У нее будет сын. У нее — неплодной — родится дитя! Нет сомнения, она полна гордости от сознания, что ребенок ее станет спасителем Израиля: какая мать не возгордится тем, что дала жизнь сыну, который спасет свой народ?

Но уже и другая мысль жалит ее сердце: она должна выносить не обычного ребенка, а назорея Божьего и спасителя Израилева. И это высокое предназначение не будет созревать и развиваться в ней постепенно, чтобы она успела свыкнуться с ним и «дорасти» до обязывающей роли «матери народного спасителя». Нет, это уже случилось — внезапно, безоговорочно и неизбежно «…ибо младенец от самого чрева до смерти своей будет назорей Божий».

Она пытается осознать: этого ребенка, столь долгожданного и только сейчас ей дарованного, едва пустившего в ней росток, уже коснулась некая другая сущность, иная, чужая. Никогда ему не быть только ее ребенком. Никогда он не будет принадлежать ей одной.

Сразу ли она это поняла? В этот миг ее заполняет радость: вот наконец она и зачала. Радость и гордость за то, что ей, именно ей (а не другим из их селения, видевшим в ней лишь «неплодную и не рождавшую»), дано произвести на свет столь необычного ребенка. Но можно догадаться, что в глубине души мать Самсона уже знает — знанием глубинным, женским, интуитивным, не связанным ни с религией, ни с Богом, — что дарованный ей ребенок уже у нее отнят. И самый интимный миг ее жизни, когда она осталась наедине с собой, превратился в общественное достояние для современников и на все времена (ведь даже мы, совсем чужие матери Самсона люди, по-прежнему ищем что-то в судьбе ее сына через тысячелетия). Оттого в порыве неприятия и протеста она отбрасывает тягостное для нее известие о судьбе сына.
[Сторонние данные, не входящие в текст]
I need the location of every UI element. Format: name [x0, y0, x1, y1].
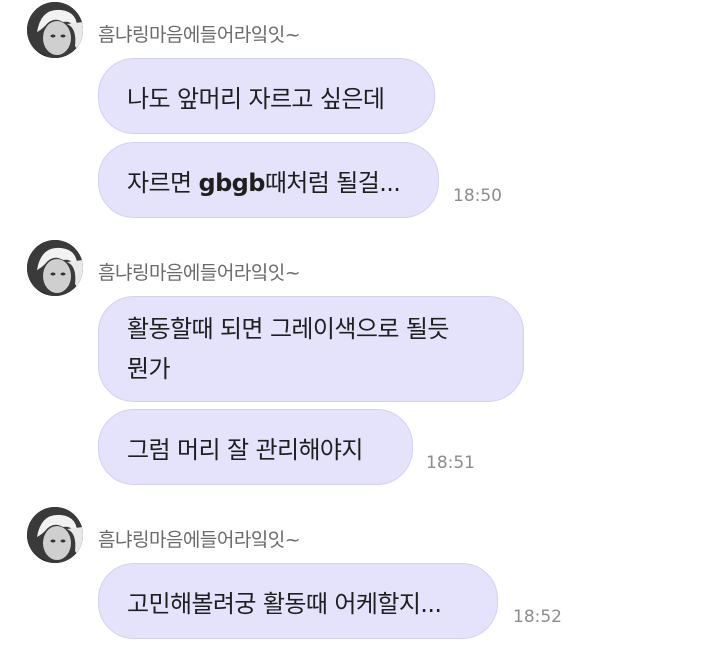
- avatar[interactable]: [27, 240, 83, 296]
- message-bold-text: gbgb: [198, 168, 265, 197]
- message-bubble[interactable]: 나도 앞머리 자르고 싶은데: [98, 58, 435, 134]
- message-bubble[interactable]: 고민해볼려궁 활동때 어케할지...: [98, 563, 498, 639]
- message-text: 자르면 gbgb때처럼 될걸...: [127, 168, 401, 197]
- message-bubble[interactable]: 그럼 머리 잘 관리해야지: [98, 409, 413, 485]
- sender-name: 흠냐링마음에들어라잌잇~: [98, 24, 301, 46]
- avatar[interactable]: [27, 507, 83, 563]
- message-bubble[interactable]: 자르면 gbgb때처럼 될걸...: [98, 142, 439, 218]
- message-text: 활동할때 되면 그레이색으로 될듯 뭔가: [127, 315, 449, 383]
- message-timestamp: 18:52: [513, 607, 562, 627]
- avatar[interactable]: [27, 2, 83, 58]
- message-timestamp: 18:51: [426, 453, 475, 473]
- profile-photo-avatar-icon: [27, 507, 83, 563]
- message-text: 고민해볼려궁 활동때 어케할지...: [127, 589, 442, 618]
- message-text: 나도 앞머리 자르고 싶은데: [127, 84, 385, 113]
- profile-photo-avatar-icon: [27, 2, 83, 58]
- message-text: 그럼 머리 잘 관리해야지: [127, 435, 363, 464]
- sender-name: 흠냐링마음에들어라잌잇~: [98, 529, 301, 551]
- profile-photo-avatar-icon: [27, 240, 83, 296]
- message-timestamp: 18:50: [453, 186, 502, 206]
- message-bubble[interactable]: 활동할때 되면 그레이색으로 될듯 뭔가: [98, 296, 524, 402]
- sender-name: 흠냐링마음에들어라잌잇~: [98, 262, 301, 284]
И тут приходит на память библейский рассказ о другой женщине, судьба которой схожа с судьбой матери Самсона: об Анне, которая тоже молилась в слезах и дала обет, что, если родится у нее сын, отдаст его Богу назореем. И когда дала она этот зарок, родился у нее Самуил, но ей пришлось отдать его священнику Илию. С простой человеческой точки зрения оба эти рассказа о необычайном зачатии вызывают нехорошее чувство. Кажется, что Бог воспользовался отчаянием матери, ее безумной жаждой зачать и родить, готовностью согласиться на любую судьбу для своего ребенка (даже — выражаясь современным языком — стать чуть ли не «суррогатной матерью» великих замыслов Господних), лишь бы даровали ей дитя.
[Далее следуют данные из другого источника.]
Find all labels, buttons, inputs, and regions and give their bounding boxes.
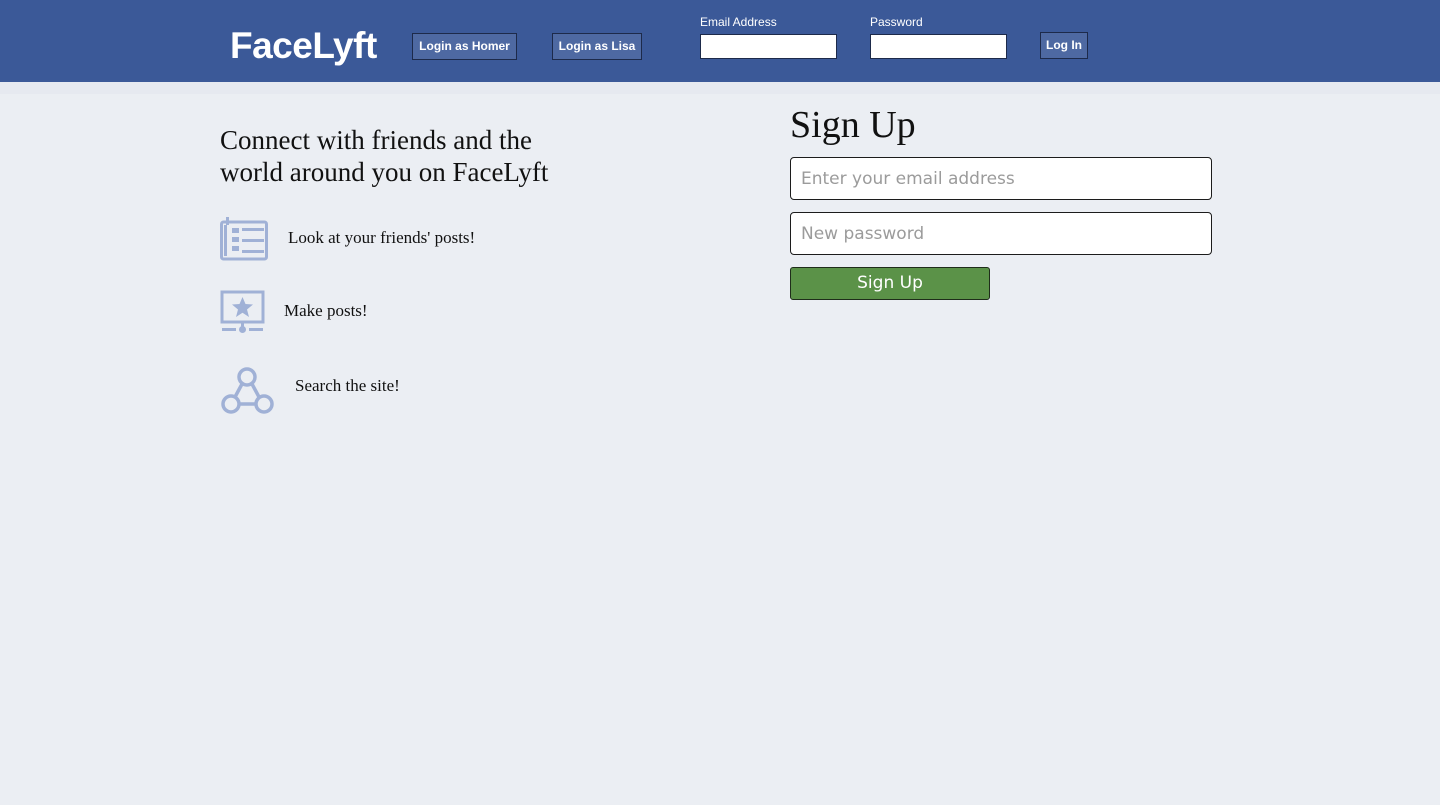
login-email-field[interactable] (700, 34, 837, 59)
sign-up-button[interactable]: Sign Up (790, 267, 990, 300)
feature-posts-text: Look at your friends' posts! (288, 228, 476, 247)
feature-search-text: Search the site! (295, 376, 400, 395)
intro-tagline: Connect with friends and the world aroun… (220, 125, 549, 187)
login-as-homer-button[interactable]: Login as Homer (412, 33, 517, 60)
network-icon (220, 366, 276, 421)
password-label: Password (870, 15, 923, 29)
login-password-field[interactable] (870, 34, 1007, 59)
newsfeed-icon (220, 216, 270, 267)
signup-title: Sign Up (790, 104, 916, 146)
feature-make-posts-text: Make posts! (284, 301, 368, 320)
header-divider (0, 82, 1440, 94)
post-icon (220, 290, 266, 341)
signup-password-field[interactable] (790, 212, 1212, 255)
login-as-lisa-button[interactable]: Login as Lisa (552, 33, 642, 60)
email-address-label: Email Address (700, 15, 777, 29)
site-logo[interactable]: FaceLyft (230, 24, 377, 68)
signup-email-field[interactable] (790, 157, 1212, 200)
log-in-button[interactable]: Log In (1040, 32, 1088, 59)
Итак, жена Маноя приходит к мужу и рассказывает ему о встрече с ангелом. Мы уже заметили, что тон рассказа почему-то виноватый и она без нужды опускает какие-то детали. Создается ощущение, что о главном она умалчивает. Здесь уместно вспомнить, что многие толкователи этого эпизода, в том числе поэты, писатели, драматурги и художники разных эпох, намекали на то, что Самсон родился в результате связи, возникшей между его матерью и тем «человеком от Бога». Другие, как писатель Владимир Жаботинский в его прекрасном романе «Самсон Назорей», пошли еще дальше и выдвинули предположение, что Самсон родился от любовной связи его матери с филистимлянином — мужчиной из плоти и крови. По этой версии, история о «человеке от Бога», что пришел к ней, — только легенда, которую жена Маноя придумала для мужа, чтобы объяснить свою беременность. Такое предположение добавляет соли и перца в историю запутанных отношений Самсона с филистимлянами. Но мы устоим перед этим соблазном и отнесемся к рассказу матери Самсона с полным доверием, ибо вскоре поймем, что рассказала она сущую правду, а ее великая, сокрушительная измена касается вовсе не мужа. Ибо, сообщив Маною о предстоящем рождении сына, она объявляет и вторую новость, не повторяя, однако, слова ангела в точности — не упоминая о запрете стричь волосы и о том, что сын их призван стать в будущем спасителем Израилевым. «Ибо младенец от самого чрева будет назорей Божий», — говорит она и добавляет от себя еще три слова: «до смерти своей».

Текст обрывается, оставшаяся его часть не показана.